I just noticed the date of his death and see he was only 44 when he died. It makes me think of passages Robertson Davies wrote in Fifth Business, or maybe, What’s Bred in the Bone, where a priest is reflecting on his evolving understanding of the life of Jesus. The priest (if I remember this correctly), now an old man, is speaking to someone he knew in his youth, when he was new to the priesthood and his fervor was strong and his ideas about Christ and religion seemingly set for life.
“How do you feel about your religion now? The same as you did then?” his questioner asks.
“I am more than twice as old now as Jesus was when he died,” said the old priest. “Things do look very different, from where I am today.”
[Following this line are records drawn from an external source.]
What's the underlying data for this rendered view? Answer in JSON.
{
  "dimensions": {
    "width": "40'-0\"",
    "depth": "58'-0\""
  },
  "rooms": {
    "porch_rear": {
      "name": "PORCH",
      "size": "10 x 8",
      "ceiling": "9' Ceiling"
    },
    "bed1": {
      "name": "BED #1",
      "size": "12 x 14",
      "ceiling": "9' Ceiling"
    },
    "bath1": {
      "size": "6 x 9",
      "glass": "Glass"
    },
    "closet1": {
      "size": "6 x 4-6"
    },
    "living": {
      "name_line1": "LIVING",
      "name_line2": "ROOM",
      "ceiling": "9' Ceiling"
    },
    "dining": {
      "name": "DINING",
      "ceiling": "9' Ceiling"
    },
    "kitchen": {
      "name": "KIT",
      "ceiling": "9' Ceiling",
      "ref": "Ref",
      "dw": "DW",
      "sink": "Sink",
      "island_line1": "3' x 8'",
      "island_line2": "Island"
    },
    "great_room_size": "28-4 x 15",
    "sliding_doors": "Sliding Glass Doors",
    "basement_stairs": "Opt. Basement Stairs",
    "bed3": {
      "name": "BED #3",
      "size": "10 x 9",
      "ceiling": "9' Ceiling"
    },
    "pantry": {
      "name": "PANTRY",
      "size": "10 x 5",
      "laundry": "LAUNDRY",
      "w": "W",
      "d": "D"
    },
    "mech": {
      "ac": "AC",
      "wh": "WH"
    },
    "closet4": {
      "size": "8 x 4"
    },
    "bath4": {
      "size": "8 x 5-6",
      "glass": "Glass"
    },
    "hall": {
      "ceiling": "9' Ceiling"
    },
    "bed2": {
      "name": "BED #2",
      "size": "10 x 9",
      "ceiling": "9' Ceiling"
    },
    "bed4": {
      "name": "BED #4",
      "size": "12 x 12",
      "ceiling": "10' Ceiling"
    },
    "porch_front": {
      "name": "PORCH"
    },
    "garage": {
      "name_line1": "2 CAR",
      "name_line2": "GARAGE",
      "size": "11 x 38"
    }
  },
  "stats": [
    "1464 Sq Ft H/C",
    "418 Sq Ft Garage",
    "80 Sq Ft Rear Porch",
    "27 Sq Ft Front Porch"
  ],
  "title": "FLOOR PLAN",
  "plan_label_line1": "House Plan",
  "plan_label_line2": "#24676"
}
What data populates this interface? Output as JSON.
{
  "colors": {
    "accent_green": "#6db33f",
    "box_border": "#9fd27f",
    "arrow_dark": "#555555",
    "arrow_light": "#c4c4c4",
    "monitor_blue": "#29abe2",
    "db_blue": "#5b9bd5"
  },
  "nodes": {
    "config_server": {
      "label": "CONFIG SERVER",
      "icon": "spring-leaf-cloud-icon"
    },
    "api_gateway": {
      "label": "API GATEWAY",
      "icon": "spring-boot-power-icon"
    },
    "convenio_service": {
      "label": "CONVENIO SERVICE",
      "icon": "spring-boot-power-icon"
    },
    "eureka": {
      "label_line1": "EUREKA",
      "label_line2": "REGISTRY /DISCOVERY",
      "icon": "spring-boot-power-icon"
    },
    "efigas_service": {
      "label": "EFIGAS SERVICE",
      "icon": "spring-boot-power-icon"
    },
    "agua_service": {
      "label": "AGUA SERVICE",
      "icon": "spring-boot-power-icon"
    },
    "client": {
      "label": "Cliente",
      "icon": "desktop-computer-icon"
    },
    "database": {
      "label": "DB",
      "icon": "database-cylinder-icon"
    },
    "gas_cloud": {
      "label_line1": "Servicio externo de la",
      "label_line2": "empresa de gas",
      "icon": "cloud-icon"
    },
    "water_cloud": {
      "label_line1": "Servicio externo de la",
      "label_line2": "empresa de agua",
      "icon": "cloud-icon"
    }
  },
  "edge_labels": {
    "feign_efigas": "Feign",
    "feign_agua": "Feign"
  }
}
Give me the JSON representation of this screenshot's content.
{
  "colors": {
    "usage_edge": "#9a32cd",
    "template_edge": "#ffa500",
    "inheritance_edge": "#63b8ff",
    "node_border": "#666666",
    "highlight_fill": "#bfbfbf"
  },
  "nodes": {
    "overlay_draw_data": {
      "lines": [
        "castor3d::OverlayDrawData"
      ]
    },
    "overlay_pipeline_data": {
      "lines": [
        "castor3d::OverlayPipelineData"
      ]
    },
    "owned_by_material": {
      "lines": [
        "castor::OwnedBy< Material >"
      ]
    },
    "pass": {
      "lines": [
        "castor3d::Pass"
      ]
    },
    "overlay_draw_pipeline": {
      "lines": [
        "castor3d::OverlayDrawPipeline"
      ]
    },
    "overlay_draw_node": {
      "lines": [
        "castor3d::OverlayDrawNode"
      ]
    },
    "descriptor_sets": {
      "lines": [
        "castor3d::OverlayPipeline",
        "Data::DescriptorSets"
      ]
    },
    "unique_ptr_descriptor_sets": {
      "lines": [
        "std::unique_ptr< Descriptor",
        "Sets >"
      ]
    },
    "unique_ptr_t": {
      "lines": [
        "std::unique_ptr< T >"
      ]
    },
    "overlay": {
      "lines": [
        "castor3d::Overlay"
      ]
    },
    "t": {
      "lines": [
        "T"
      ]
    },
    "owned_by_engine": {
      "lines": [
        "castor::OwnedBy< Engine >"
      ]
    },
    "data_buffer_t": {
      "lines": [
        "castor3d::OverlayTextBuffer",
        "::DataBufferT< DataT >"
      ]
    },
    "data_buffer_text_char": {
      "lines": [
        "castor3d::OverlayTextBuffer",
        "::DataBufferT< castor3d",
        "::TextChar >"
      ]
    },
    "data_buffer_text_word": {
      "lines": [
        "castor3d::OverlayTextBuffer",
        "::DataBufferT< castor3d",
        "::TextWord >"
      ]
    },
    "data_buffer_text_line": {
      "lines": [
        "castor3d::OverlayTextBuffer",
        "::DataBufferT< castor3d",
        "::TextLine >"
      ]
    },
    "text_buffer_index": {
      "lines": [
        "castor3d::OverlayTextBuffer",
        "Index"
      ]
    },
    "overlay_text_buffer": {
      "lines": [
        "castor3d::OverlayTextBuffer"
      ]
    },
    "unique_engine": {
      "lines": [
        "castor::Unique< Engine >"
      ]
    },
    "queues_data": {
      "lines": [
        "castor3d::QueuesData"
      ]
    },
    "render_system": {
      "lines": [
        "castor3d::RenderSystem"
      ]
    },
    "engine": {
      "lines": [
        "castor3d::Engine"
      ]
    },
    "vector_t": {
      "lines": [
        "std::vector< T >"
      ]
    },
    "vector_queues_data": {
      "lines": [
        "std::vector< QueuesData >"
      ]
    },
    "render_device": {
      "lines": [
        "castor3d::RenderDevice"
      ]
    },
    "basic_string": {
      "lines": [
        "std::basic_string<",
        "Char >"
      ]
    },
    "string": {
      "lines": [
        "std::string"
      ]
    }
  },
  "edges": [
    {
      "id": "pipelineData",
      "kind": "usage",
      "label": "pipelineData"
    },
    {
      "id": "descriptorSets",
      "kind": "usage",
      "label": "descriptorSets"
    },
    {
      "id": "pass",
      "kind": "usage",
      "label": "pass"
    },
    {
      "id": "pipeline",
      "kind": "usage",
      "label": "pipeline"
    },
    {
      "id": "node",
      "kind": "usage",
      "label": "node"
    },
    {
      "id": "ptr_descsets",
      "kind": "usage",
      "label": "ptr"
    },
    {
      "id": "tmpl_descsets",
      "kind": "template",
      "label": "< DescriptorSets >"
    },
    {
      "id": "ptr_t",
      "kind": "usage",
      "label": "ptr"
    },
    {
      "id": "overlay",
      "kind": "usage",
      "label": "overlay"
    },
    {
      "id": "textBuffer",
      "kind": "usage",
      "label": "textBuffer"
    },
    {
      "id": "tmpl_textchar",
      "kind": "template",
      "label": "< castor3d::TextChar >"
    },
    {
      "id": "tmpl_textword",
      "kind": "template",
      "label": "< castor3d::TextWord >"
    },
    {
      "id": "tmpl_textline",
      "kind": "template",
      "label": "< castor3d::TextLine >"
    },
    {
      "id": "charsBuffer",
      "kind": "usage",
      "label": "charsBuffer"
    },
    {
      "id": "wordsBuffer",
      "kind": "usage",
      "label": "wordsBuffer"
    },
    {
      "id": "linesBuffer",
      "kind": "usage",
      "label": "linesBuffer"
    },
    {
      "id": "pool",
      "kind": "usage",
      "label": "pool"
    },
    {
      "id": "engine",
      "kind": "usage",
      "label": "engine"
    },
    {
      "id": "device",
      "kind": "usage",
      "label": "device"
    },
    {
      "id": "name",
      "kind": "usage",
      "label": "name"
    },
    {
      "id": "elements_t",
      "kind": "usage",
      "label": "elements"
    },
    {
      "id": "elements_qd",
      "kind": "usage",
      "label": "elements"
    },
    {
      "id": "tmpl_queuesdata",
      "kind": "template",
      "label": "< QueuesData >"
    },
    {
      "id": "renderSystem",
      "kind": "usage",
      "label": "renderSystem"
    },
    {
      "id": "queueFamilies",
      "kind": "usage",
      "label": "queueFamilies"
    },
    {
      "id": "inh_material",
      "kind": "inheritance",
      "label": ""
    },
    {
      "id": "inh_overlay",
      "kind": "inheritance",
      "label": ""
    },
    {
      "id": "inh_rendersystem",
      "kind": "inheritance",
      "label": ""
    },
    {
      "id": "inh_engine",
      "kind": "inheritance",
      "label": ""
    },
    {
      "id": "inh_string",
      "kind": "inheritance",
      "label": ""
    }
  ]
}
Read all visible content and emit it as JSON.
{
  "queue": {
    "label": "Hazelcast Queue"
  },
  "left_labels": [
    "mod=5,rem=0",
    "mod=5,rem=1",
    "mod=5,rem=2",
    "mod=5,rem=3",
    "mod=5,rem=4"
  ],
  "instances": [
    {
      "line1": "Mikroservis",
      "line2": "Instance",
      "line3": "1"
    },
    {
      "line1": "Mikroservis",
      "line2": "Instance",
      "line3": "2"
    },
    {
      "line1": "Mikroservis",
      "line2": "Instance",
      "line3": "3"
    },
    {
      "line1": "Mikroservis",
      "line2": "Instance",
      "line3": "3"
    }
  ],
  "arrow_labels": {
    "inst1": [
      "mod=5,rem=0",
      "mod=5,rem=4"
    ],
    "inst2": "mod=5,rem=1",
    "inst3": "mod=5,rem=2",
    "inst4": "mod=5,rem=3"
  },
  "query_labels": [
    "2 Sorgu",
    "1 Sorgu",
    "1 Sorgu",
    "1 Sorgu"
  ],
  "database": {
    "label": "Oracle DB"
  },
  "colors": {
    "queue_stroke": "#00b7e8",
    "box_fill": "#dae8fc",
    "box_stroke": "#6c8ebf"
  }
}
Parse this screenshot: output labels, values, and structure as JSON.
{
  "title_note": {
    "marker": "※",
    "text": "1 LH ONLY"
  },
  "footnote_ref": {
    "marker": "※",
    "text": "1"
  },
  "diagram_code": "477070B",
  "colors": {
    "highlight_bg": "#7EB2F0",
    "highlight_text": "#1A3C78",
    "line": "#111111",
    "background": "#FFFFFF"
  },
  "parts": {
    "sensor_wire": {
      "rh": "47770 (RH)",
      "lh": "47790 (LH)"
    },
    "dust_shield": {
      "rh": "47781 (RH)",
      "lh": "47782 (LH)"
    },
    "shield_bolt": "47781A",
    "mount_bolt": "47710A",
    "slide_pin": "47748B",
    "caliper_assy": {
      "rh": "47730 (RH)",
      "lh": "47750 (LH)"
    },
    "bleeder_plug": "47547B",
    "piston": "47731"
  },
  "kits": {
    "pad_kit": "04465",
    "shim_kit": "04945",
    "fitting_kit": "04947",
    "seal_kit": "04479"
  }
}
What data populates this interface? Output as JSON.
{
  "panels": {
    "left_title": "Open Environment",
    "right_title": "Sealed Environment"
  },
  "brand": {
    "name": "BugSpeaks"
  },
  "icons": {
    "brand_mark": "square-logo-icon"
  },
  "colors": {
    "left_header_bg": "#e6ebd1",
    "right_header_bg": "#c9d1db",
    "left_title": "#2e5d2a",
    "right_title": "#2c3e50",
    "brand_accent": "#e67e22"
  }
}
Forgive the paraphrasing and the misremembering, all you Davies fans. What struck me at the time I read the passage was the likely truth of the old man’s words. I was younger then – 33 or 34, about the age of Jesus when he died – and I thought that some day I might look back on those words and weigh them.
Well, I am too busy to weigh them now. All I can do is hold them up in the light of this coffee shop window and turn them a bit. They seem true, the light shines through them. I can reflect on the life and pain and glory of Gerard Manley Hopkins from a new perspective, that of outliving his 44 years; that of surviving some hellish years of my own.
I don’t have any great wisdom or insight to offer, just that yes, things do look different from the perch at the end of the branch. Flight is inviting, it always has been. Endurance is important, if only because we say it is. Not leaving the branch before our time means everything in the world to those who’s lives we light, and to those whom in turn light our own.
Thank you, amuirin, for your question. I am so glad you are able to stop and wander.